These guidelines explain how Circuit Bulletin reports, sources, and stands behind its journalism. They apply to everyone who publishes under our name, whether in-house staff or outside freelance contributors. Our aim is simple: to tell you what happened, show you how we know, and be honest about the limits of what we know. If we ever fall short of the standards below, we want you to be able to hold us to them.
What we cover
Circuit Bulletin reports on the frontier of technology and its collision with the rest of life. Our regular beats include artificial intelligence, digital privacy and surveillance, cybersecurity, gaming, and the ways technology reshapes society, politics, and the law. We also cover the wider edge of scientific and technical progress, from research breakthroughs to the standards and infrastructure that quietly hold the modern world together.
Much of what we write touches on subjects that can affect people's money, safety, rights, or health. We take that responsibility seriously and apply extra care whenever a story could influence a reader's decisions in those areas.
Accuracy and verification
Accuracy comes before speed. We verify information before we publish it, and being first is never a reason to be wrong. When a story is still developing and we cannot yet confirm a detail, we say so plainly rather than filling the gap with guesswork.
We rely on established, authoritative sources: reputable newspapers and wire services, peer-reviewed journals, and recognised experts and institutions. Wherever possible we go further and work from primary sources rather than second-hand accounts. In practice that means:
- court filings, judgments, and regulatory documents;
- official company statements, filings, and changelogs;
- academic papers and the work of standards bodies;
- source code, technical specifications, and official documentation.
These principles are not ours alone. The Society of Professional Journalists' Code of Ethics asks journalists to take responsibility for the accuracy of their work, to verify information before releasing it, and to use original sources whenever possible. That is the standard we hold ourselves to.
Sourcing, attribution, and linking
We tell you where our information comes from. When we cite a document, a dataset, or another outlet's reporting, we link to it so you can read it yourself and judge its reliability. If a claim rests on a single source, we say so. If sources disagree, we reflect that rather than flattening it into false certainty.
We identify sources as clearly as the situation allows, because you are entitled to know who is telling us something and why they might be doing so.
Anonymous sources and rumours
Named, on-the-record sources are always our preference. We grant anonymity only when a source has information we cannot reasonably obtain elsewhere and would face a genuine risk, such as retaliation, legal jeopardy, or personal harm, by speaking openly. When we do, we explain to you why anonymity was granted, and we take steps to corroborate what the source tells us rather than relying on their word alone.
We do not launder rumour into fact. Unconfirmed reports, leaks, and market chatter are reported as exactly that, with clear attribution and appropriate caution, and only when there is a real public interest in doing so. If we cannot stand a claim up, we do not publish it, and once we have accepted a source's information in confidence we treat protecting their identity as a binding obligation.

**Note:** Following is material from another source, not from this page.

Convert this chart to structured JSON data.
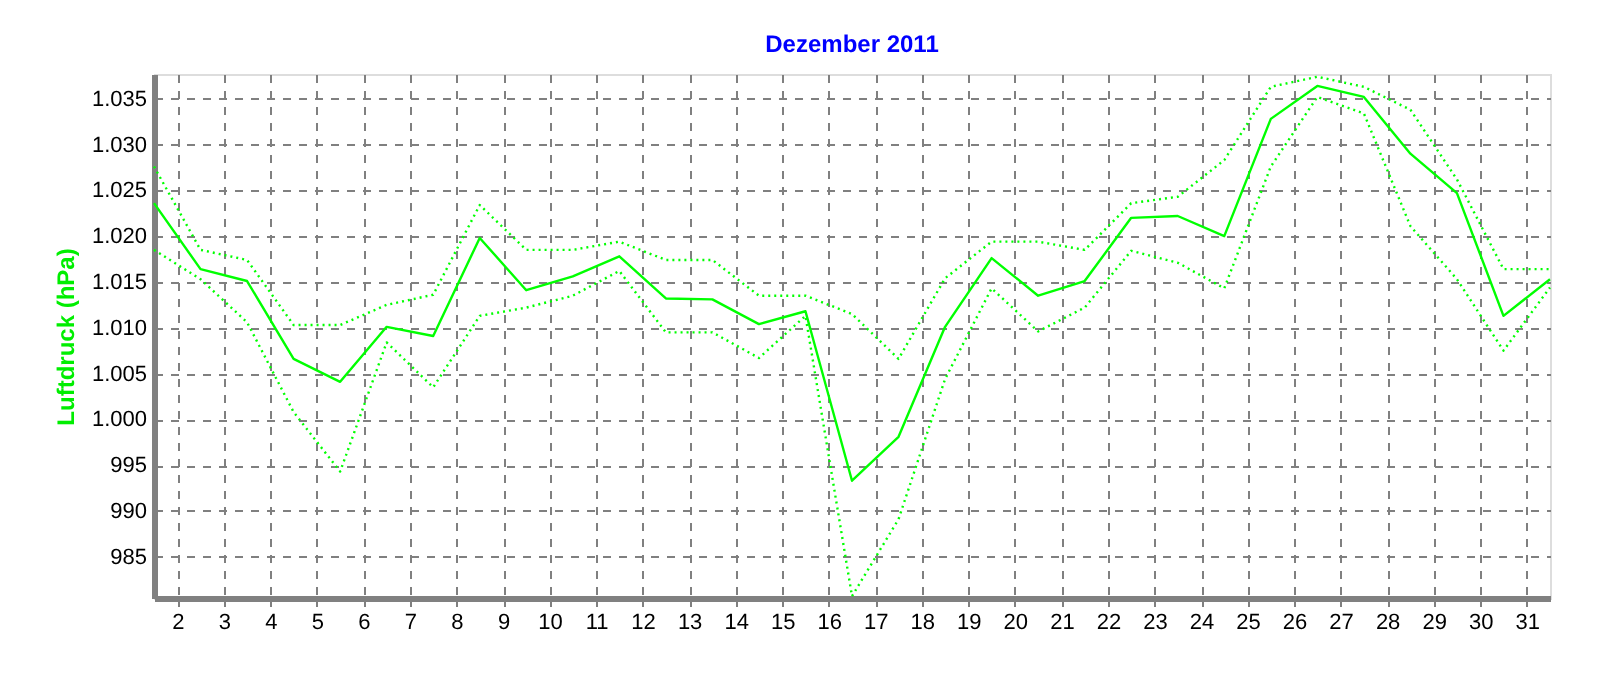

Fairness and right of reply
When a story contains criticism or an allegation of wrongdoing, we make a genuine effort to reach the people or organisations involved and give them a fair chance to respond before we publish. Where a response arrives after publication, we update the piece to reflect it. We aim to be fair without being falsely balanced: giving equal weight to a well-evidenced position and a fringe one does readers no favours.
Expert review
Some subjects are technical enough that good faith and careful reporting are not sufficient on their own. Where a story turns on specialist knowledge, in medicine, security, law, or complex engineering, we have the relevant sections reviewed by qualified subject-matter experts before publication. Their role is to check that our facts and framing are sound. Editorial control, and final responsibility for what we publish, remains with us.

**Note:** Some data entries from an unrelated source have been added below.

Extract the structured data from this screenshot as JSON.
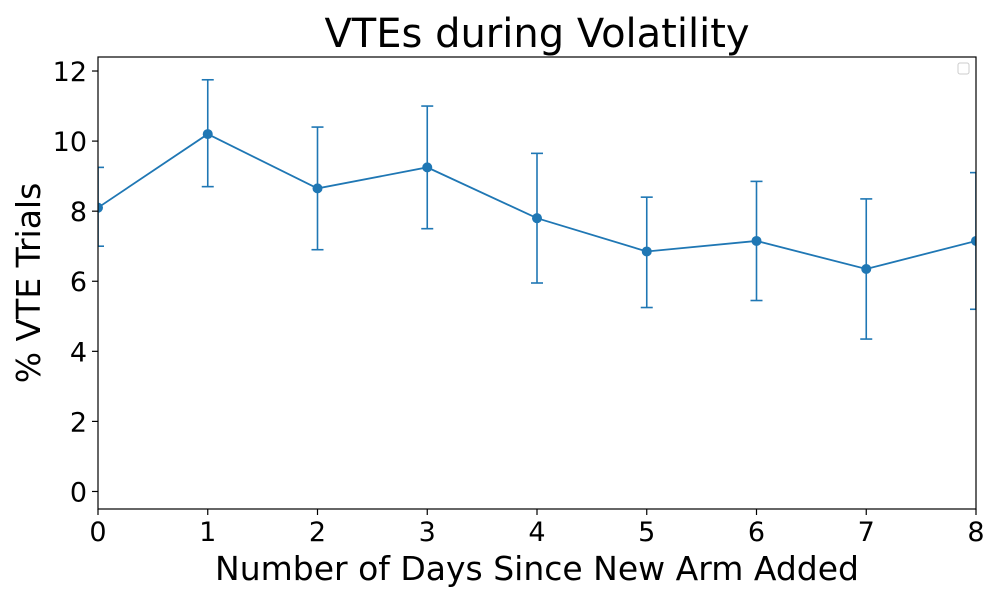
{
  "chart_data": {
    "type": "line",
    "title": "VTEs during Volatility",
    "xlabel": "Number of Days Since New Arm Added",
    "ylabel": "% VTE Trials",
    "x": [
      0,
      1,
      2,
      3,
      4,
      5,
      6,
      7,
      8
    ],
    "xlim": [
      0,
      8
    ],
    "ylim": [
      -0.5,
      12.4
    ],
    "x_ticks": [
      "0",
      "1",
      "2",
      "3",
      "4",
      "5",
      "6",
      "7",
      "8"
    ],
    "y_ticks": [
      "0",
      "2",
      "4",
      "6",
      "8",
      "10",
      "12"
    ],
    "series": [
      {
        "values": [
          8.1,
          10.2,
          8.65,
          9.25,
          7.8,
          6.85,
          7.15,
          6.35,
          7.15
        ],
        "error_low": [
          7.0,
          8.7,
          6.9,
          7.5,
          5.95,
          5.25,
          5.45,
          4.35,
          5.2
        ],
        "error_high": [
          9.25,
          11.75,
          10.4,
          11.0,
          9.65,
          8.4,
          8.85,
          8.35,
          9.1
        ],
        "color": "#1f77b4"
      }
    ],
    "legend": {
      "placement": "top-right",
      "entries": []
    },
    "grid": false
  }
}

Corrections, updates, and retractions
We will get things wrong from time to time, and when we do we fix them openly. Reuters' standards and values treat the prompt, transparent correction of errors as fundamental to trustworthy journalism, and we agree. We do not quietly delete mistakes or bury them in a later story. Our approach is as follows:
- Updates. When a story develops after publication, or we add new information or context that does not change what we originally reported, we append a dated update note explaining what changed.
- Corrections. When we publish something factually wrong, we correct the text and add a clear, dated correction note at the foot of the article describing the error and the fix. We do not disguise the change.
- Retractions. When a piece is so fundamentally flawed that correcting it is not possible, we retract it, explain why, and preserve a record that it existed rather than making it vanish.
We do not silently edit published articles to alter their meaning. Small fixes such as typos may be made without a note, but any change that affects the substance of a story is disclosed. If you spot an error, please email [email protected] and we will look into it promptly.
Independence
Our editorial judgements are ours alone. No advertiser, sponsor, investor, or other outside party decides what we cover or what conclusions we reach. The detail of how we handle commercial relationships, conflicts of interest, and disclosures is set out in our Ethics Policy, which should be read alongside these guidelines.